3-) Hazırlanan plan çerçevesinde 2-3 yıl içerisinde yavru alınan ve damızlık olarak tabir edilen köpeklerin federasyon veya ilgili ırk dernekleri tarafından üretim yeterlilik belgeleri olması zorunlu hale getirilmelidir.Zira üretim yeterlilik belgesi köpekleri gerek davranış, gerekse ırk standartları açısından değerlendirmekte, en iyi özellikteki cins köpeklerin çiftleşmesine izin verilmektedir. Durum böyle olunca alınan bebekler gerek ırk standartları, gerekse davranış standartları açısından “insan ile birlikte yaşamaya en uygun” halde olmaktadırlar. Bu noktada üretim yeterlilik belgesi alamayan köpekler kısırlaştırılmalı, üretimlerine izin verilmemelidir.
Köpek popülasyonu kayıt altına alınmalıdır
4-) Petshop’ların sattıkları yavrular microchipli olmalı, yapılan satışların listesi satın alan kişinin vatandaşlık numarası ile birlikte belediye yetkililerine ibraz edilmelidir.
5-) Ancak Köpek sahipleri köpek satın almadan önce köpek bakımı ve eğitimi konusunda Tarım Bakanlığı veya bakanlığın yetki verdiği kuruluşlarda eğitime tabi tutulmalılar, köpeği ancak aldıkları eğitim sertifikası ile satın alabilmelidirler. Elbette aynı köpek satış uygulamasını köpek çiftlikleri de yerine getirmelidir.
“Ülkemizde satılmak istenen her yavrunun anne ve babasının Köpek Irkları Federasyonu’na veya ilgili derneğe kayıtlı olması mecburi hale getirilmelidir. Bu durum köpek almak isteyenlere sunulan sistemin cazip hale getirilmesi amacını gütmektedir.

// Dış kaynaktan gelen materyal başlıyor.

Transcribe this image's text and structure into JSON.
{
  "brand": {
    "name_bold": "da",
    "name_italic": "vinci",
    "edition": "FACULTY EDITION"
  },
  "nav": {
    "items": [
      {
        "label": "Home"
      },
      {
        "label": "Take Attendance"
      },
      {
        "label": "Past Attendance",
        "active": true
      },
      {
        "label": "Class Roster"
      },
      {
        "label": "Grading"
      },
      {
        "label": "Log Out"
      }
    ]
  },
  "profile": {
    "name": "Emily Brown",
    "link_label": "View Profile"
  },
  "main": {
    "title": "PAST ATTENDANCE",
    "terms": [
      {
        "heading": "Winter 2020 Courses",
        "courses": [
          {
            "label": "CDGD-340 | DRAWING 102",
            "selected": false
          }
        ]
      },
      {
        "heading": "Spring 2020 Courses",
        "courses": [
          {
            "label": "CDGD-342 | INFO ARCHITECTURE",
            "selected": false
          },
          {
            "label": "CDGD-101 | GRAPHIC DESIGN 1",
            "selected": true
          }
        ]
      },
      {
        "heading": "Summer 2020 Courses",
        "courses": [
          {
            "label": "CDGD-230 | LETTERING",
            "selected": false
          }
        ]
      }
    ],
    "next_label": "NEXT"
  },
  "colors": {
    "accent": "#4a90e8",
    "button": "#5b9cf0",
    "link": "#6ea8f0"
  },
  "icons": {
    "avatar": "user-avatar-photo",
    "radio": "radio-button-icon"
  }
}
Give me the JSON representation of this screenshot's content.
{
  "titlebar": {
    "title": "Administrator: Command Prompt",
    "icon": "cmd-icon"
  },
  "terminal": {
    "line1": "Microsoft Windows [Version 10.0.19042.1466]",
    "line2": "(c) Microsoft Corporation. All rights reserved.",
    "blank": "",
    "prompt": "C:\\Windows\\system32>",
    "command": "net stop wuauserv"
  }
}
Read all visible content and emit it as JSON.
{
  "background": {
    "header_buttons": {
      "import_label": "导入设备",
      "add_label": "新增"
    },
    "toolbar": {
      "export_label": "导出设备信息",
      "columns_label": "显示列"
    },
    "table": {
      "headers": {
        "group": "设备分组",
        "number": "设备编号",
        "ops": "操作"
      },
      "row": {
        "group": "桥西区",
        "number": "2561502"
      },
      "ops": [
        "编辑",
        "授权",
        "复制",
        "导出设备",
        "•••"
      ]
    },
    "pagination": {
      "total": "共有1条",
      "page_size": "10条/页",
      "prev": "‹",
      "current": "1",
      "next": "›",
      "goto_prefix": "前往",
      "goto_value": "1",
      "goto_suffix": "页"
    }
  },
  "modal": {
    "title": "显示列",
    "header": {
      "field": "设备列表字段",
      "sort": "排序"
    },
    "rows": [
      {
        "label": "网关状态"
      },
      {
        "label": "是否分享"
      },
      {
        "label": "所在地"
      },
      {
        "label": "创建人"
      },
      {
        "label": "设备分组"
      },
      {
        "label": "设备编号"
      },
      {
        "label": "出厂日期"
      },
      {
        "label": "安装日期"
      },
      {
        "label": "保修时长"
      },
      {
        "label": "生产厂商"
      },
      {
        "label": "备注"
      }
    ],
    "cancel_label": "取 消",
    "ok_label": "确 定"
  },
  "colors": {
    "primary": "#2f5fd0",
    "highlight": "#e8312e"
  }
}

Orta ve iri ırk köpeklerin belirli seviyede eğitim almaları mecburi hale getirilmeli, sokakta gezdirilmek istenen her köpeğin bu eğitim belgesine sahip olması beklenmelidir. Alınan eğitimler köpeğin microchipi ile de örtüştürülmelidir. Köpeklerin eğitim tekrarları da en az iki yılda bir yapılmalıdır.”Aldıkları köpeklere bakamayanlar, önceden kabullendikleri şartlarda köpekleri barınaklara bırakabilmeliler, sokağa bırakılmış köpeklerin microchipleri vasıtası ile sahiplerine ulaşılabilmeli ve gerekli cezai işlem yapılmalıdır.
Yasaklamak çözüm değil
Benim önerim petshop’ları tamamen ortadan kaldırmak yerine bu kadar yaygın bir sistemi revize edip, denetleyerek kontrol altında tutarak ve yetki vererek ülkenin sokak köpekleri probleminin büyümesini engellemek üzerine kuruludur.
Hayvanlar eşya değildir satılamaz. hayvan sahiplenme yaygınlaşırsa ve dediğiniz gibi denetimli olarak pet shop’lar kontrol edilirse pet shop sorunu ortadan kalkmış olur. Yazı için teşekkürler.